Im Dezember 1941 wird sie zur Zwangsarbeit verpflichtet. Zwei Monate später soll sie deportiert werden, was jedoch ihre jüngste Schwester offenbar verhindern kann. Diese warnt Edith Behr auch Ende Februar 1943 vor der bevorstehenden Großrazzia in den Fabriken, sodass sie nicht zur Arbeit geht. Ab dem 1. März 1943 lebt Behr illegal.

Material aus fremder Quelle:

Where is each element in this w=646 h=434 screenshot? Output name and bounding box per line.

Elisabeth Zimmermann, eine Bekannte, gibt Edith Behr ihren eigenen Ausweis. Mithilfe von Dr. Hanns Lilje, dem späteren Landesbischof von Hannover, fälscht sie die Papiere, indem sie Behrs Foto einfügt und den fehlenden Stempel nachzieht. Dann bringt sie die Verfolgte im März 1943 zu Dr. Lothar Kreyssig und seiner Frau Johanna, die in Hohenferchesar nahe Brandenburg an der Havel einen Gutshof bewirtschaften. Dort kann Edith Behr ein paar Monate bleiben. Später gibt sie an, „mit Hilfe guter Menschen und meiner Schwester“ überlebt zu haben. Nach dem Krieg wandert sie zu ihrer Tochter Irmgard P. Booth nach England aus.